Food Marketing to Children: vigilance and new strategies required

Food Marketing to Children: vigilance and new strategies required

While in Melbourne at ICO2022, Emma Boyland recorded a podcast episode for popular Sigma Nutrition Radio

Research has shown that food marketing strongly impacts children’s eating behaviour. Marketing influences food purchase requests, purchases, and preferences.

And the evidence of a relationship between food marketing exposure and obesity meets epidemiological criteria for causality. The evidence suggests that the impact of food marketing is a function of both exposure to the marketing message and its persuasive power.

What does current evidence tell us about the precise effects of marketing on food choices?
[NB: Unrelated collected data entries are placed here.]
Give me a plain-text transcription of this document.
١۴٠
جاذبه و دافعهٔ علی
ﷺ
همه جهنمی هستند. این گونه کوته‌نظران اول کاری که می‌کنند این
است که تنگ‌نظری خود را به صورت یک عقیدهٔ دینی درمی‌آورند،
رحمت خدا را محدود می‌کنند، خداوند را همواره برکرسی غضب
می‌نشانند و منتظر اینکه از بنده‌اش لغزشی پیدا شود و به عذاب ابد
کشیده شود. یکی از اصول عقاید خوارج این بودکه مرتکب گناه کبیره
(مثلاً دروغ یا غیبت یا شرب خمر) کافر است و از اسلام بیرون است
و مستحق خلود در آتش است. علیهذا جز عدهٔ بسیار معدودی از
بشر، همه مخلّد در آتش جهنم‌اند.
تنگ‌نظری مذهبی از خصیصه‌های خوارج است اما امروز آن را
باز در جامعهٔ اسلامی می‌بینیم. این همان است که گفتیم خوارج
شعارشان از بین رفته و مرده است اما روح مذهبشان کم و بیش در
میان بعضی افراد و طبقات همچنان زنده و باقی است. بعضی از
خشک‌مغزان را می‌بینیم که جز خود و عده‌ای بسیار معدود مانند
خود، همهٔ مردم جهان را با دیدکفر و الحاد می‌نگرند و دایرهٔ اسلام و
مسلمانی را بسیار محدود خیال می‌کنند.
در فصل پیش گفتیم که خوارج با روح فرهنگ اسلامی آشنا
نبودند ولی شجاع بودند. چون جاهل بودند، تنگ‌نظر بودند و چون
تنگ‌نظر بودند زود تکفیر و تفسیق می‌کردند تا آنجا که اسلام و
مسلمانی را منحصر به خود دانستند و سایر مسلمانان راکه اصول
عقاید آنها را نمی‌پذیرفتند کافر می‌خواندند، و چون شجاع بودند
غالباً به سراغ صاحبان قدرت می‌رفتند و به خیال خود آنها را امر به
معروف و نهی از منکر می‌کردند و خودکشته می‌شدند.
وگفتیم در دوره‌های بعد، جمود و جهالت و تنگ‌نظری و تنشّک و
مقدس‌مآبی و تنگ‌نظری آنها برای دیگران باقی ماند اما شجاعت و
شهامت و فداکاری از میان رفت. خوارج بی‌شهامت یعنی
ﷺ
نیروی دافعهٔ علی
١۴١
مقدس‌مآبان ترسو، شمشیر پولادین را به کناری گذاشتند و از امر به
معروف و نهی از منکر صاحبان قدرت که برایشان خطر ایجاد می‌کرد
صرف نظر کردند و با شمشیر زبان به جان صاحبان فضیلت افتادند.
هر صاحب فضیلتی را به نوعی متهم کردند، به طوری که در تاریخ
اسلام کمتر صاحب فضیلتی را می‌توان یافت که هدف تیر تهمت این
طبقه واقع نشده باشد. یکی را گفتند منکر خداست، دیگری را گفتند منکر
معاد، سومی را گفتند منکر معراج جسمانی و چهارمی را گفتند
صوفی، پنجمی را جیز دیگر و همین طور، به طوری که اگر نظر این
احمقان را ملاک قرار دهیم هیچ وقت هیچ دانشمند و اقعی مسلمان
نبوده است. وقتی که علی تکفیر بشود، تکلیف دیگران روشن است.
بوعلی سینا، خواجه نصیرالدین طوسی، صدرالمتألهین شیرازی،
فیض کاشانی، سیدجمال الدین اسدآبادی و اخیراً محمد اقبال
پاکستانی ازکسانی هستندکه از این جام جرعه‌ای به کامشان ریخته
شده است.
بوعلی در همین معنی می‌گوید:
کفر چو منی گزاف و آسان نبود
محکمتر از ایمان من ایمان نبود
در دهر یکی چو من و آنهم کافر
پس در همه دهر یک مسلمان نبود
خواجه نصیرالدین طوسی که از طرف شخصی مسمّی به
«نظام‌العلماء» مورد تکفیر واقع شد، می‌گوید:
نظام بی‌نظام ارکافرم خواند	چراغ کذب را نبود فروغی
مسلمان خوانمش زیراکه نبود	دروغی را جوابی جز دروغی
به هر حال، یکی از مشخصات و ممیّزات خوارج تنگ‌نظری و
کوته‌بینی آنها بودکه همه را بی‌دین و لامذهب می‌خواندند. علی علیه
And beyond that, what strategies are likely to yield the best results in terms of mitigating harms of food marketing on eating behaviour, particularly in children and adolescents?

To help answer these questions, subject area expert Prof. Emma Boyland was invited to join the Sigma Nutrition podcast to discuss what we now know:

  • Food marketing is highly prevalent across multiple media, platforms, and settings and predominantly promotes unhealthy foods
  • There is robust evidence that exposure to food marketing influences children’s attitudes, choices, preferences and intake
  • Government (mandatory) policies are the most effective form of restriction, challenges remain in tackling digital media and some aspects (e.g., e-sports, online gaming) are falling under the radar.

Boyland says “… if children don’t even know they’re being advertised to, then it’s particularly exploitative, because they’re not even aware that that marketing is happening. And in digital media, that’s much more likely because it’s not distinct. There’s not a jingle (that sets it apart) there’s not a way to distinguish it from entertainment content. And so there are real implications”.